6.2 USB ACM serial (ttyACM)
Provide a USB serial console for shell access without extra adapters.
mkdir -p $G/functions/acm.usb0
ln -s $G/functions/acm.usb0 $G/configs/c.1/
echo $UDC > $G/UDC
Host should see /dev/ttyACM0.
To get a login on the DUT side, you need a getty (not always installed by default). If agetty is available:
/sbin/agetty -L 115200 ttyGS0 vt100
If agetty is missing, install util-linux-agetty (or enable busybox getty).
6.3 USB Ethernet (ECM, Linux/macOS)
Create a direct USB network link to a Linux/macOS host.
There is no single USB Ethernet mode that works on every OS out of the box. ECM is the safest choice for Linux/macOS, while Windows typically expects RNDIS. For broad compatibility, expose both ECM and RNDIS in a composite gadget so each host can pick the supported function.
mkdir -p $G/functions/ecm.usb0
echo 02:12:34:56:78:9a > $G/functions/ecm.usb0/host_addr
echo 02:12:34:56:78:9b > $G/functions/ecm.usb0/dev_addr
ln -s $G/functions/ecm.usb0 $G/configs/c.1/
echo $UDC > $G/UDC
Bring up on DUT:
ip link set usb0 up
ip addr add 192.168.10.1/24 dev usb0
On host, configure 192.168.10.2/24 on the new USB interface.
6.4 USB Ethernet (RNDIS, Windows)
Create a USB network link for Windows hosts using RNDIS.
mkdir -p $G/functions/rndis.usb0
echo 02:12:34:56:78:9a > $G/functions/rndis.usb0/host_addr
echo 02:12:34:56:78:9b > $G/functions/rndis.usb0/dev_addr
ln -s $G/functions/rndis.usb0 $G/configs/c.1/
echo $UDC > $G/UDC
Windows should enumerate an RNDIS device (driver may be required).
6.5 USB Ethernet (NCM)
Use NCM when your host supports it for higher throughput than ECM.

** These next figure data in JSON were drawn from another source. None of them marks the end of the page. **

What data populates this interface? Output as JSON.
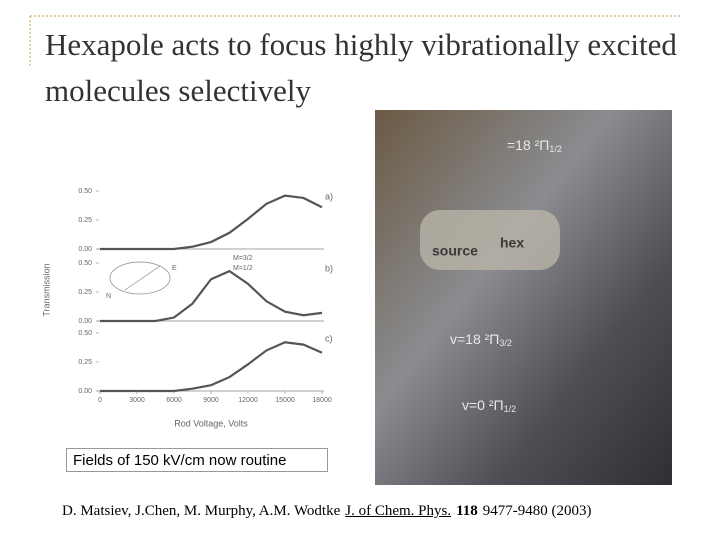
{
  "title": "Hexapole acts to focus highly vibrationally excited molecules selectively",
  "chart_data": {
    "type": "line",
    "y_label": "Transmission",
    "x_label": "Rod Voltage, Volts",
    "xlim": [
      0,
      18000
    ],
    "xticks": [
      0,
      3000,
      6000,
      9000,
      12000,
      15000,
      18000
    ],
    "inset_labels": [
      "E",
      "N",
      "M=3/2",
      "M=1/2"
    ],
    "panels": [
      {
        "label": "a)",
        "ylim": [
          0,
          0.5
        ],
        "yticks": [
          {
            "value": 0,
            "label": "0.00"
          },
          {
            "value": 0.25,
            "label": "0.25"
          },
          {
            "value": 0.5,
            "label": "0.50"
          }
        ],
        "x": [
          0,
          1500,
          3000,
          4500,
          6000,
          7500,
          9000,
          10500,
          12000,
          13500,
          15000,
          16500,
          18000
        ],
        "series": [
          {
            "color": "#555555",
            "values": [
              0,
              0,
              0,
              0,
              0,
              0.02,
              0.06,
              0.14,
              0.26,
              0.39,
              0.46,
              0.44,
              0.36
            ]
          }
        ]
      },
      {
        "label": "b)",
        "ylim": [
          0,
          0.5
        ],
        "yticks": [
          {
            "value": 0,
            "label": "0.00"
          },
          {
            "value": 0.25,
            "label": "0.25"
          },
          {
            "value": 0.5,
            "label": "0.50"
          }
        ],
        "x": [
          0,
          1500,
          3000,
          4500,
          6000,
          7500,
          9000,
          10500,
          12000,
          13500,
          15000,
          16500,
          18000
        ],
        "series": [
          {
            "color": "#555555",
            "values": [
              0,
              0,
              0,
              0,
              0.03,
              0.15,
              0.36,
              0.43,
              0.32,
              0.17,
              0.08,
              0.05,
              0.07
            ]
          }
        ]
      },
      {
        "label": "c)",
        "ylim": [
          0,
          0.5
        ],
        "yticks": [
          {
            "value": 0,
            "label": "0.00"
          },
          {
            "value": 0.25,
            "label": "0.25"
          },
          {
            "value": 0.5,
            "label": "0.50"
          }
        ],
        "x": [
          0,
          1500,
          3000,
          4500,
          6000,
          7500,
          9000,
          10500,
          12000,
          13500,
          15000,
          16500,
          18000
        ],
        "series": [
          {
            "color": "#555555",
            "values": [
              0,
              0,
              0,
              0,
              0,
              0.02,
              0.05,
              0.12,
              0.23,
              0.35,
              0.42,
              0.4,
              0.33
            ]
          }
        ]
      }
    ]
  },
  "photo": {
    "annotations": [
      {
        "main": "=18 ²Π",
        "sub": "1/2"
      },
      {
        "main": "v=18 ²Π",
        "sub": "3/2"
      },
      {
        "main": "v=0 ²Π",
        "sub": "1/2"
      }
    ],
    "labels": [
      "source",
      "hex"
    ]
  },
  "caption": "Fields of 150 kV/cm now routine",
  "citation": {
    "authors": "D. Matsiev, J.Chen, M. Murphy, A.M. Wodtke",
    "journal": "J. of Chem. Phys.",
    "volume": "118",
    "pages": "9477-9480 (2003)"
  }
}
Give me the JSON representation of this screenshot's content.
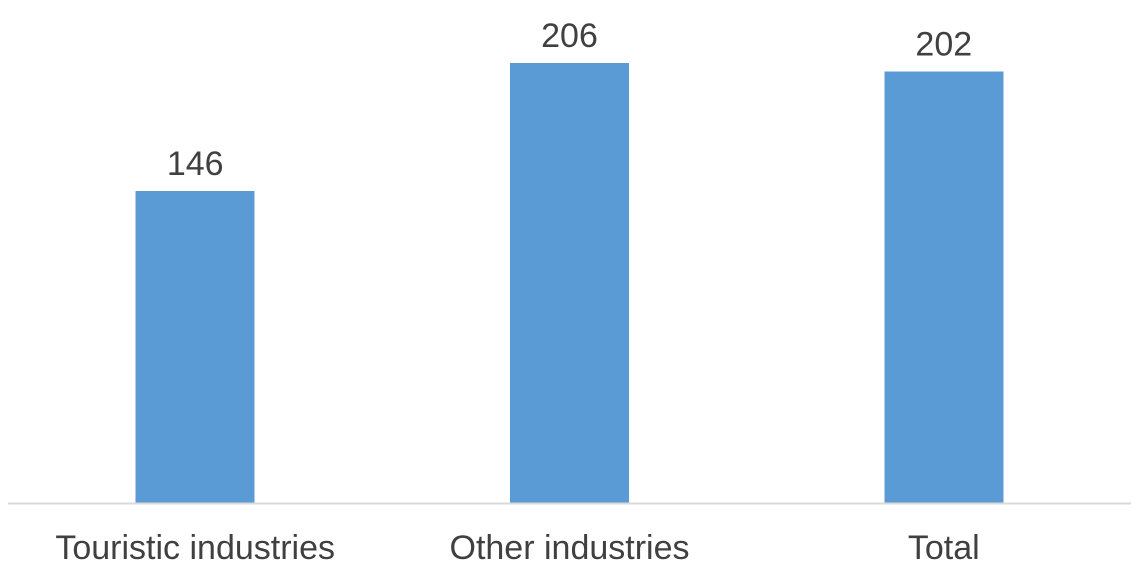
{
  "chart_data": {
    "type": "bar",
    "categories": [
      "Touristic industries",
      "Other industries",
      "Total"
    ],
    "values": [
      146,
      206,
      202
    ],
    "data_labels": [
      "146",
      "206",
      "202"
    ],
    "title": "",
    "xlabel": "",
    "ylabel": "",
    "ylim": [
      0,
      206
    ],
    "grid": false,
    "legend": "none",
    "colors": {
      "bar": "#5b9bd5",
      "axis": "#d9d9d9",
      "text": "#404040"
    }
  }
}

mkdir -p $G/functions/ncm.usb0
echo 02:12:34:56:78:9a > $G/functions/ncm.usb0/host_addr
echo 02:12:34:56:78:9b > $G/functions/ncm.usb0/dev_addr
ln -s $G/functions/ncm.usb0 $G/configs/c.1/
echo $UDC > $G/UDC
Use NCM if your host supports it (many Linux systems do).
7. Multiple functions at the same time (composite gadget)
Example: Mass storage + ECM + ACM
# Storage
IMG=/tmp/usb.img
dd if=/dev/zero of=$IMG bs=1M count=64
mkdir -p $G/functions/mass_storage.0
echo $IMG > $G/functions/mass_storage.0/lun.0/file
echo 1 > $G/functions/mass_storage.0/lun.0/removable
# ACM
mkdir -p $G/functions/acm.usb0
# ECM
mkdir -p $G/functions/ecm.usb0
echo 02:12:34:56:78:9a > $G/functions/ecm.usb0/host_addr
echo 02:12:34:56:78:9b > $G/functions/ecm.usb0/dev_addr
# Link all
ln -s $G/functions/mass_storage.0 $G/configs/c.1/
ln -s $G/functions/acm.usb0 $G/configs/c.1/
ln -s $G/functions/ecm.usb0 $G/configs/c.1/
echo $UDC > $G/UDC
You can mix other functions similarly as long as the kernel has them enabled.
8. Cleanup / unbind
echo "" > $G/UDC
Remove symlinks and function directories if you need to rebuild the gadget.